Wednesday, June 24, 2009

Never a Dull Moment

I received a pleasant surprise a little over a month ago when I strolled into the restaurant mid-week with the telephone ringing. To be completely honest, I normally ignore the phone at this point so I can hit the ground running before anyone else arrives (not to mention it is almost never for me), but this particular day I had a light workload, so I indulged myself, to my own delight.

It was a request for me to host a cooking demonstration at the Capitol Hill Farmer's Market, to which I immediately accepted. For those of you who may not know, it is held Sundays in the Bank of America parking lot on Broadway, an apple's throw across the street from our restaurant.

This past Sunday was my time to shine.

I was asked to not only feature the bounty of our Farmer's Market, but to spotlight the greens that have come into season and feature a recipe that is both easy and cheap to prepare. After trolling through the market for the last couple of weeks I decided to emphasize ingredients found at the local market that people weren't familiar with and explain the different ways to use them. So I composed a salad from Alm Hiu, Local Roots, and Alvarez Farms, potatoes from Olsen Farms, spring onions from Ze Chang, "Silly Billy" goat cheese from River Valley Ranch and garlic tops and turnips from Willie Greens (the farm whose organic greens we currently use at the restaurant).

(Click on either picture for more photos, which also includes the recipe that I presented. Email Me if you would like a copy of my outline, which briefly explains how I used each component, as well as other uses.)

The recipe was well received (especially the beet chips), so I decided extend it to this week's special - in concept, since I prefer to challenge myself each time to come up with something new.

Instead of the variety of greens, though, I wanted to use one of my favorite salad components before it disappears until next spring: Mache, a leafy green that is part of the valerian family of herbs and shrubs which has velvety texture and delicate, nutty flavor (sometimes known as "Corn Salad" here in the USA since it grows wild in cornfields). I paired it with the same vegetables - raw turnip and radishes, roasted purple potatoes, crispy beet chips and another end-of-the-season favorite: garlic scapes. Since the Lime-Cumin Vinaigrette that I used in the Demo is already on our menu with a Chopped Salad, I whipped up a dressing with fresh zest and juice of oranges, a touch of thyme, a few sprigs of mint, and a blood orange infused olive oil that I found from California...What a vibrant flavor!!!!

For the main component I really wanted to introduce a nice, mild whitefish such as Sole, but after my fishmonger left me high and dry, I was forced scramble and go with my faithful standby and close friend: pork.
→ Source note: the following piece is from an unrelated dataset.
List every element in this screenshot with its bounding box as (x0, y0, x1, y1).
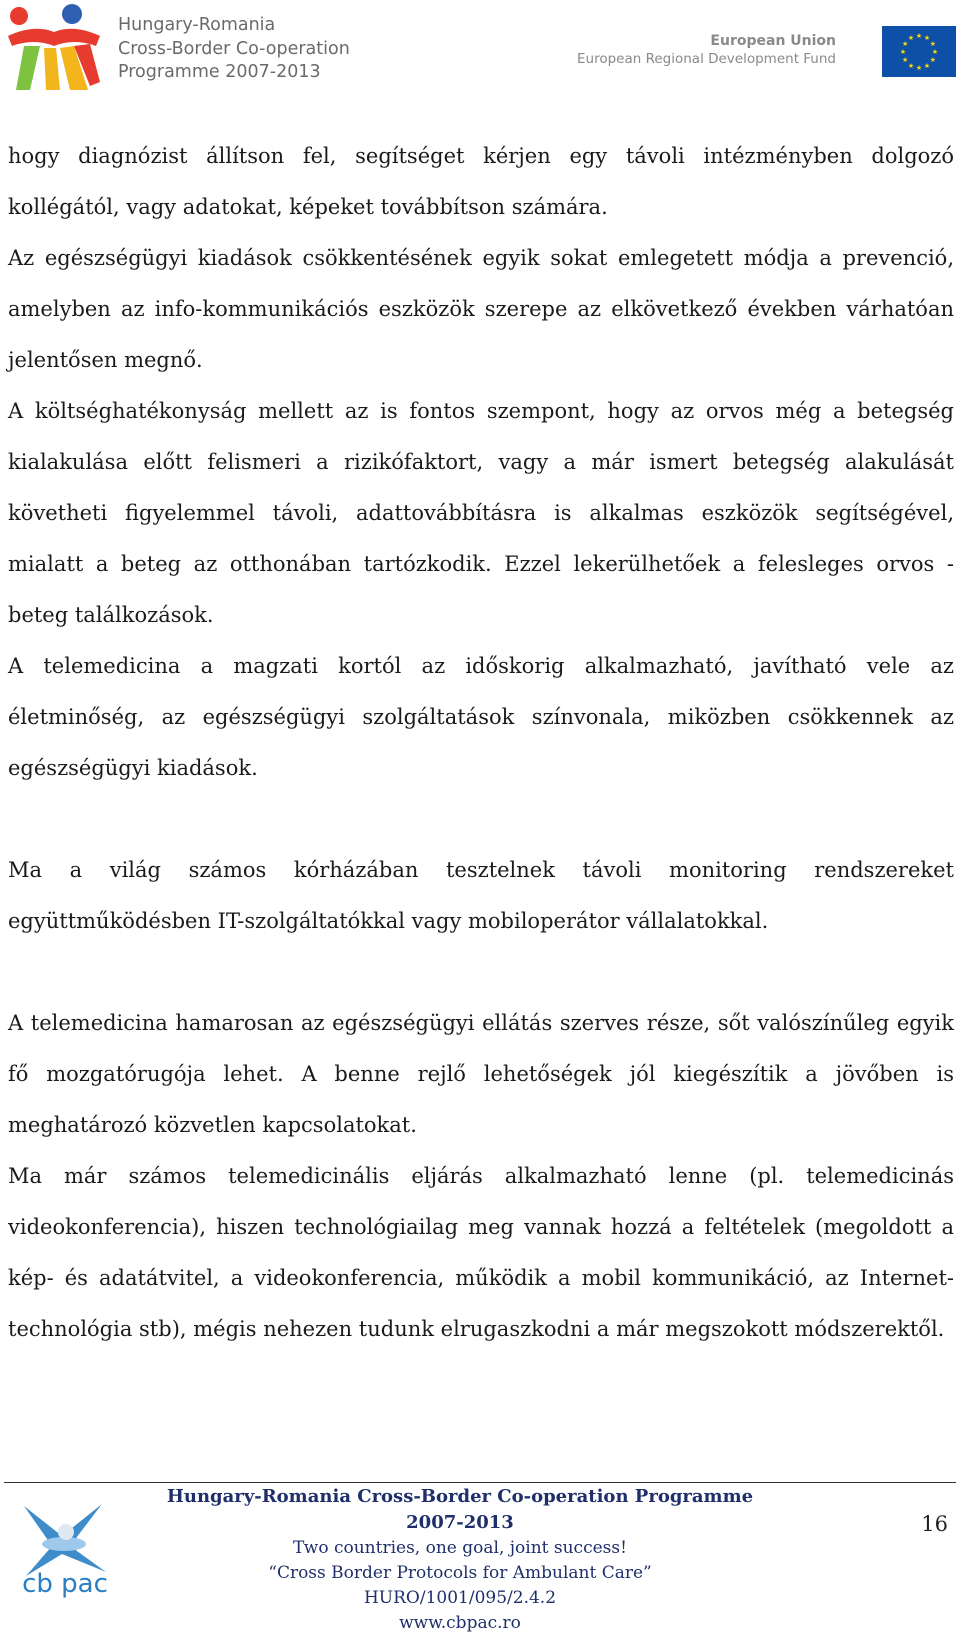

So I dredged seasoned scaloppine cuts of pork loin in rice flour (a gluten-free ingredient that has become a bigger dietary request than nut allergies BY FAR) and pan fried them in the blood orange infused oil to duplicate that bright zing, bringing the whole dish together:

For the final installment of the "Equalitini"... I was so busy with the demo that I forgot to brainstorm for this week's cocktail, so like any good leader, I handed off the task to Stacey, who quickly came up with the Hibiscus Cosmopolitan, based from our previous use of hibiscus in a margarita, and which has led to a successful Hibiscus Mimosa that has been offered for brunch lately.

Once she spoke the words of that cocktail's title I knew that she had a hit, and I knew (as before) that I had a creative muse to bounce ideas off of, and with all that can go wrong in a restaurant, I am reassured by the thought that I am in business with someone who cares as much about this restaurant as I do.